Sofern die Stadtverordneten der Sanierungssatzung zustimmen, ermöglicht diese den Grundstückseigentümern im Areal steuerliche Vorteile, wenn sie ihre Häuser energetisch sanieren. „Wir hoffen, dass die Sanierungssatzung dazu beiträgt, die Rate bei den energetischen Sanierungen deutlich zu steigern“, so Andreas Fröb, Energiebeauftragter der Stadt Mörfelden-Walldorf. Derzeit werden im Bundesdurchschnitt jährlich etwa ein Prozent aller Häuser energetisch saniert. Im Klimaquartier sollen es mindestens zwei, besser drei Prozent werden. Für die professionelle Durchführung des Projekts hat die Stadt mit Theo Pauly einen Sanierungsmanager eingestellt, der die Umsetzung federführend begleitet.

Nach Auffassung der Stadt stellt eine energetische Sanierung gerade bei Altbauten für Hausbesitzer und deren Nachkommen eine lohnende Investition dar, die zudem dem Klimaschutz und der Energieeinsparung dient. So seien inzwischen mehr als 70 Prozent aller Heizkessel älter als 15 Jahre. Auch das Wohnklima werde nach einer Modernisierung behaglicher.
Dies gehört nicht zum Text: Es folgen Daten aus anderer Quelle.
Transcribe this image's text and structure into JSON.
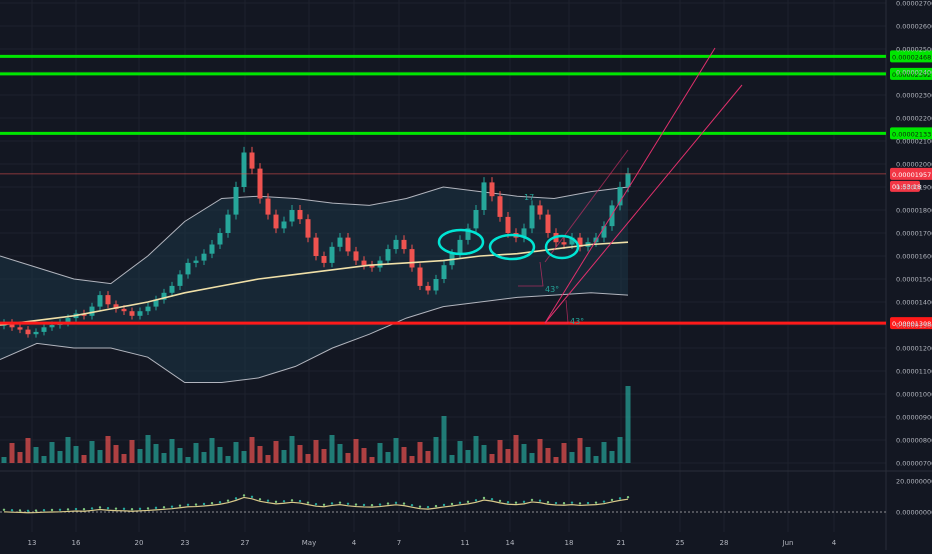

Neben den durch die Sanierungssatzung ermöglichten steuerlichen Anreizen existieren noch weitere Fördermöglichkeiten wie zinsgünstige Bankkredite oder staatliche Zuschüsse, die miteinander kombiniert werden können. Die Sanierung soll in einem Zeitraum von 15 Jahren nach dem Inkrafttreten der Satzung durchgeführt werden.

Lokales Nahwärmenetz

Das zweite ambitionierte Vorhaben im Klimaquartier neben der energetischen Sanierung der dortigen Gebäude ist die Einrichtung eines lokalen Nahwärmenetzes. Dieses soll mit der Hilfe einer Nahwärmeversorgungsanlage bei der Stadthalle Walldorf möglich werden, die von der Energiegenossenschaft BürgerEnergieRheinMain (BERMeG) betrieben werden soll. „Die Stadt arbeitet mit der BERMeG sehr gut und eng zusammen“, so Bürgermeister Heinz-Peter Becker (SPD). Der Brennstoff für die Versorgungsanlage sollen Holzhackschnitzel aus regionalem Waldrestholz sein. Die Bürger sollen so ihre Energieversorgung selbst in die Hand nehmen und sich aus natürlicher Energie der Region versorgen und unabhängig von Öl- und Gasimporten werden. Zur Sanierungssatzung sowie zum Nahwärmenetz plant die Stadt für den 13. März eine Informationsveranstaltung in Walldorf.